A biodegradable insulation material made of mushrooms that could revolutionize the building industry. It aims to replace expanded polystyrene products.
Ecovative Design, United States
Open innovation contests have long been used by governments and organizations to accelerate the speed with which ideas are generated. They are powerful instruments that can be used by any company or public body for commercial and societal benefits.
Dutch Open Innovation Competition
One of today’s overarching concerns is how we can develop new technologies that are kinder to the environment and do not drain our planet’s precious resources. The Postcode Lottery Green Challenge is an annual Dutch open innovation competition to promote and facilitate the invention of innovative green products and services.
The 2008 competition attracted 235 submissions covering a range of products and services which were whittled down to four finalists. The overall winner was Greensulate, which according to its creators is the world’s first sustainable rigid board insulation - and it is 100% biodegradable.
Almost all current rigid board insulation material is made from petrochemicals which involves considerable CO2 emissions during production. Greensulate is not manufactured, it is grown. Mycelia, the vegetative roots of mushrooms are grown in a bed of agricultural by-products such as buckwheat husks.
“The insulation is created by pouring a mixture of insulating particles, hydrogen peroxide, starch, and water into a panel mold”, said co-inventor Eben Bayer. “Mushroom cells are then injected into the mold, where they digest the starch producing a tightly meshed network of insulating particles and mycelium.”

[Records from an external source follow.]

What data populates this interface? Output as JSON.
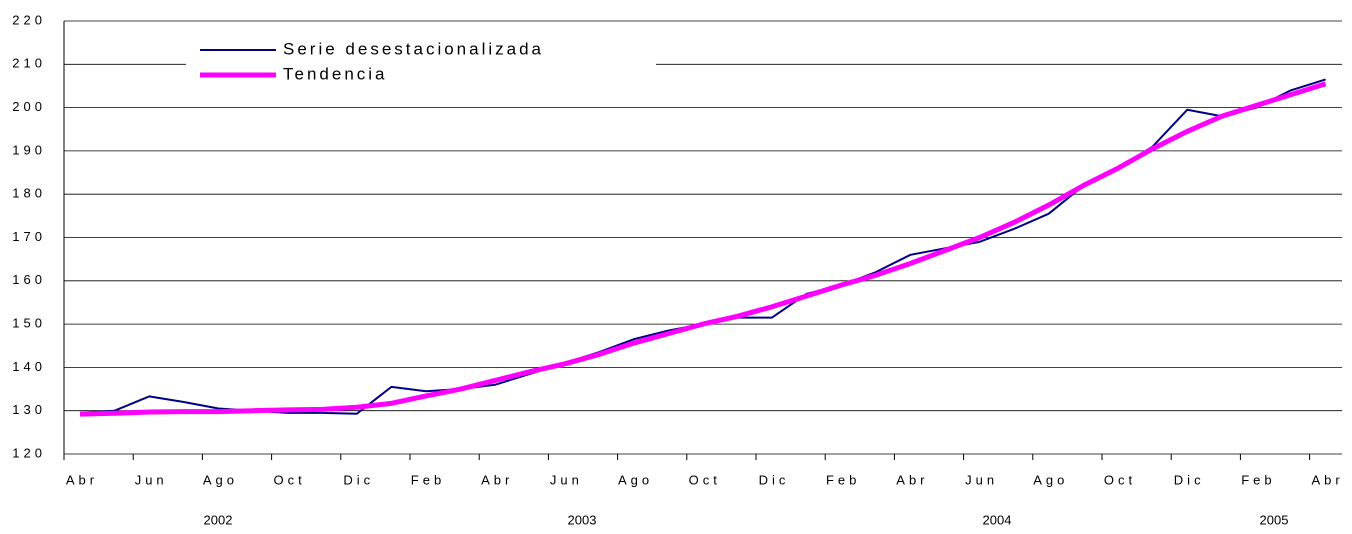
{
  "chart_data": {
    "type": "line",
    "categories": [
      "Abr",
      null,
      "Jun",
      null,
      "Ago",
      null,
      "Oct",
      null,
      "Dic",
      null,
      "Feb",
      null,
      "Abr",
      null,
      "Jun",
      null,
      "Ago",
      null,
      "Oct",
      null,
      "Dic",
      null,
      "Feb",
      null,
      "Abr",
      null,
      "Jun",
      null,
      "Ago",
      null,
      "Oct",
      null,
      "Dic",
      null,
      "Feb",
      null,
      "Abr"
    ],
    "year_labels": [
      "2002",
      "2003",
      "2004",
      "2005"
    ],
    "series": [
      {
        "name": "Serie desestacionalizada",
        "color": "#000080",
        "width": 2,
        "values": [
          129.5,
          130,
          133.3,
          132,
          130.5,
          130,
          129.5,
          129.5,
          129.3,
          135.5,
          134.5,
          135,
          136,
          138.5,
          141,
          143.5,
          146.5,
          148.5,
          150,
          151.5,
          151.5,
          157,
          159,
          162,
          166,
          167.5,
          169,
          172,
          175.5,
          182,
          186,
          191,
          199.5,
          198,
          200,
          204,
          206.5
        ]
      },
      {
        "name": "Tendencia",
        "color": "#ff00ff",
        "width": 5,
        "values": [
          129.2,
          129.4,
          129.7,
          129.8,
          129.8,
          130,
          130.2,
          130.3,
          130.8,
          131.7,
          133.4,
          135,
          137,
          139,
          140.8,
          143,
          145.6,
          147.8,
          150,
          151.8,
          154,
          156.5,
          159,
          161.3,
          164,
          167,
          170,
          173.5,
          177.5,
          182,
          186,
          190.5,
          194.5,
          198,
          200.5,
          203,
          205.5
        ]
      }
    ],
    "ylim": [
      120,
      220
    ],
    "yticks": [
      120,
      130,
      140,
      150,
      160,
      170,
      180,
      190,
      200,
      210,
      220
    ],
    "grid": true
  }
}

Just one cubic inch of Greensulate contains eight miles of interconnected mycelia. The panels are dried in an oven to prevent mycelial growth, treated, and after two weeks are ready to be placed between your walls. They are strong, fireproof and long-lasting.
Dramatic Cuts to Greenhouse Gas Emissions
The PICNIC Green Challenge jury said that Greensulate had the potential to decrease CO2 emissions on a world scale and awarded its inventors - Bayer and his colleague Gavin McIntyre - the first prize of 500,000 Euros (approximately USD $630,00).
The sizeable cash injection was ploughed into further development so that Bayer can bring his innovation to market in 2010. The first trial was conducted at a Vermont school gym in 2009, and currently at time of writing, the novel insulation material is on track to be released toward the end of 2010.
Open Innovation Best Practices
The PICNIC Green Challenge provided participants with a clearly defined aspiration and benefit. Open innovation works best when these objectives are adhered to. If they are too narrow creativity is strangled, too broad and a rag tag collection of ideas that don’t address the problem are presented.
Although prizes are an old idea they are still a highly effective means to foster creativity and innovation that deliver swift and brilliant solutions.